International T20 should be the pinnacle of the format, not domestic leagues, according to Jos Buttler who does not endorse the view of England coach Trevor Bayliss that T20Is be restricted to a period around World T20 events. However, he added his voice to the growing calls that something needs to be done about the scheduling to ensure all three formats can co-exist at the top level.
Two of his team-mates, Alex Hales and Adil Rashid, have recently halted their first-class careers to focus on the white ball and Buttler admitted the thought of similar had occasionally crossed his mind. For now he will keep his options open and sees a window to return to Championship cricket for Lancashire at the backend of the 2018 English season.
In so many ways, Buttler is the template of the modern cricketer: forging his name in the white-ball formats, and spending months on the road even though he doesn't feature in the Test team. He has been away since the end of October, starting in the Bangladesh Premier League, into the Big Bash and now England duty. He will have a couple of weeks at home before the IPL which runs until late May. The leagues are all his choice, so there may not be vast sympathy from some, but for in-demand players the schedule is unrelenting.
Bayliss' suggestion, put forward after the T20 tri-series where England failed to impress, was for the shortest format to be largely left to domestic structures but Buttler, who earlier this month told Sky Sports that he could see cricket being a one-format game in 20 years, remains a country over club man.
"I wouldn't be a fan of that. I don't think that's the right way to go," he said. "I think T20 cricket is so strong, then surely the pinnacle - as it would be for guys wanting to play Test match cricket - should be playing for your international side.
"I think for a professional cricketer, in any form of the game, your aspirations are always to represent your country."
Endorsing the international T20 game further, Buttler added that the format deserves more than one-off matches tagged on to the start or end of a tour. The game is heading that way, with the recent tri-series attempting to bring more meaning to the games, while the number of three-match series are increasing.
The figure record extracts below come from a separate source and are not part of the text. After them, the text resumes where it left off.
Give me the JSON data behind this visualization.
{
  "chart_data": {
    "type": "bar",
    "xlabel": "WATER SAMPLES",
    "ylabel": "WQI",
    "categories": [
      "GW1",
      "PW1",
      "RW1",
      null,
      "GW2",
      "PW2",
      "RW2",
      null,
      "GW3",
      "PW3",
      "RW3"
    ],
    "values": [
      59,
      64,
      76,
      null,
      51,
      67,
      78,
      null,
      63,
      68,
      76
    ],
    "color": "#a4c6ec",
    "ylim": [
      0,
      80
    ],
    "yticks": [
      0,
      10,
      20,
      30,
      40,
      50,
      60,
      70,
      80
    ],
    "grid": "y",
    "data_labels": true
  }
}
"Some tours where there have been three and three [T20s and ODIs] have been a really enjoyable split from the players' point of view, it gives both formats relevance and competition. If you're just going to play one T20 thrown on the end, it almost doesn't seem like there's much on it or much point to it."
Buttler said he still valued the five-match ODI series but did agree that something has to give if the game wants to stop players opting out of a format - although he suggested that the one to make way should not always have to be first-class or Test cricket. Earlier this week, Eoin Morgan said the only way Test cricket would survive would be if the money on offer matches that available in T20 leagues around the world.
"There's nothing wrong with people being Test match specialists either," Buttler said. "There is no reason why a young player couldn't say 'I am going focus all my ambitions and efforts to be a Test match cricketer'.
"I think it comes down a little bit to what you're trying to get from the game and how you see yourself fitting into it. It may not be possible to do all three, but there's no reason why people can't specialise in red-ball cricket as well as white-ball."
For those that want to play all three formats, the game is already asking too much. "There aren't many people around the world who are capable of doing it," he said. "In England, we have three or four, but obviously, with all the cricket and scheduling, they don't play every single game of every format, because it's probably not quite possible. It's not an easy thing to do, and that's why the guys who do it are the best players."
On his own Test ambitions, which Buttler has repeatedly said remain intact albeit distant at the moment, he replied "maybe" when asked if not adding to his 18 caps would leave him unfulfilled but has reminded himself of the 18 matches he has played.
"I don't want to have too many regrets. I'm obviously very fortunate to have played Test cricket at all," he said. "I was thinking about it the other day - that one thing you'd want to get out of a Test career would be winning an Ashes series in England.
"Not that I performed very well. But I'm lucky enough to have that, and no one will ever take that away from me. You're always desperate to do as well as you can, and fulfil your promise and potential as much as you can. But I won't lose any sleep over it."